CircRNAs are promising biomarkers due to their stability, cell-specific expression patterns, and capacity for conditional expression [61]. CircRNAs have been identified in various biofluids that may be collected non-invasively, including blood [12,[62], [63], [64], [65], [66], [67], [68]], saliva [69,70], and plasma [71], and are also present in exosomes [[72], [73], [74]]. Therefore, they have been proposed to serve as biomarkers for multiple illnesses including lupus erythematosus [71], tuberculosis [[63], [64], [65]], rheumatoid arthritis [66], diabetes [67,68,75], and cancer [67,68,75]. Additionally, analysis of peripheral blood mononuclear cells in patients with major depressive disorder revealed differential expression of has_circRNA_103636 following an eight week antidepressant treatment regimen, suggesting that this circRNA could be a treatment biomarker [76]. Aside from this study, the potential uses of circRNAs as biomarkers in neurological diseases have not been well explored. Identifying biomarkers of brain disease is important due to the inaccessibility of brain tissue for biopsy. The potential for development of circRNA biomarkers for neurological disease is also compelling due to the presence of the blood-brain barrier, which regulates the movement of molecules between the peripheral circulation and the brain. In a disease state such as in AD, stroke, and ALS, the blood-brain barrier may be compromised [[77], [78], [79], [80], [81], [82]], thereby enabling free circRNAs or exosome-encapsulated circRNAs [83] to escape from the brain and be detected peripherally. Thus, brain-specific circRNAs may be released into the circulation during neurological disease. As a result, it may be possible to correlate the blood levels of these circRNAs with disease progression or response to treatment.

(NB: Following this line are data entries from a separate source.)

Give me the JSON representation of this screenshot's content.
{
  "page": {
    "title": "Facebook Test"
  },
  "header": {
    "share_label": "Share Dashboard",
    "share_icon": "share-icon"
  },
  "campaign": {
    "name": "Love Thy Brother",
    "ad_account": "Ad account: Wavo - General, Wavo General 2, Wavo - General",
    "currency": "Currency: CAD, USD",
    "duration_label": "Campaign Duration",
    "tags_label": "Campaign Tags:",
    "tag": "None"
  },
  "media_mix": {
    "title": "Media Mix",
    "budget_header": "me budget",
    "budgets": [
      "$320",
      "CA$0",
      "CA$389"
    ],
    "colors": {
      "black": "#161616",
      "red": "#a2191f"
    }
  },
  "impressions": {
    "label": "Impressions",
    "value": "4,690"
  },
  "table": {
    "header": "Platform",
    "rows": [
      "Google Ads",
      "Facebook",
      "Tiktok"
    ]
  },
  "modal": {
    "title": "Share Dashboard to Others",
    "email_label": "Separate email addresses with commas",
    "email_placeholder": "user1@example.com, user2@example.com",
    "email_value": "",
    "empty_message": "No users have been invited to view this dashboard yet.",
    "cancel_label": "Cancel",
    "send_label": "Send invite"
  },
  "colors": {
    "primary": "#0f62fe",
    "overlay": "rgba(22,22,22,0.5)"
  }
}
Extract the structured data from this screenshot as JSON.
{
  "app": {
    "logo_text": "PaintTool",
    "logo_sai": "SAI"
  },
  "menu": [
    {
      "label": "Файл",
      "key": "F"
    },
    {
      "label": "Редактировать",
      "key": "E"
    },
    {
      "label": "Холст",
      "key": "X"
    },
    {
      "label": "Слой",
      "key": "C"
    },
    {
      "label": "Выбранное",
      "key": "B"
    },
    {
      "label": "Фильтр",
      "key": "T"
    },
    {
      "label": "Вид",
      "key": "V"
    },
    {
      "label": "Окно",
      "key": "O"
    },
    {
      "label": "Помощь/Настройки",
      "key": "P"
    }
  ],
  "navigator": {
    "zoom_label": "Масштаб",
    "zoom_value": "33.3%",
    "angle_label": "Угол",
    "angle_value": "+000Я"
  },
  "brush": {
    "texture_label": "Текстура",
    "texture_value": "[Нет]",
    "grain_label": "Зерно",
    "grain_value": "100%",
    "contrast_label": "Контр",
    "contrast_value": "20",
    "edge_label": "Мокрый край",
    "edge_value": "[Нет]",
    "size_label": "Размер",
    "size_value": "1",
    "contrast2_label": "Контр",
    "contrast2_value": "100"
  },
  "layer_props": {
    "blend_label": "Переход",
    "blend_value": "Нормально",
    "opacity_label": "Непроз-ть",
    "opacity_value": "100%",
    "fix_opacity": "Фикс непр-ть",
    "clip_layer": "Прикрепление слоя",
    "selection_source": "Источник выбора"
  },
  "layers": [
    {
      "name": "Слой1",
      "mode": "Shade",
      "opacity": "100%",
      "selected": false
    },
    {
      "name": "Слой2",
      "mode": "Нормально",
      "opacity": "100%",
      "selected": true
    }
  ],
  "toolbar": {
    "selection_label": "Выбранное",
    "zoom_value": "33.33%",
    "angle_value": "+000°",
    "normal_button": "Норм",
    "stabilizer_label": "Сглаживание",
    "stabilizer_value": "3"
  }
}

Future directions in circRNA research

Studies in the past few years have significantly increased our understanding of circRNA expression and function. Technical advances, such as the development of RNAseq and the creation of bioinformatics approaches to detect circRNAs, have significantly facilitated these discoveries. Opportunities for further investigation include analysing human samples to identify circRNAs associated with neurological disease and performing functional experiments, such as through knockdown of expression of specific circRNAs, to determine how circRNAs regulate cellular pathways. It will also be important to determine if RNA modification of circRNAs occurs and how such features may impact circRNA function, and to develop new bioinformatics approaches since existing algorithms are based on currently known models of molecular mechanisms, and such models may change over time. For example, it is possible that circRNAs biogenesis does not universally follow canonical splicing principles such that existing bioinformatics algorithms for circRNA detection would need to be revised. Continued exploration into circRNAs will help us to better understand the heterogeneous and dynamic aspects of brain function and design new strategies for treating neurological disease.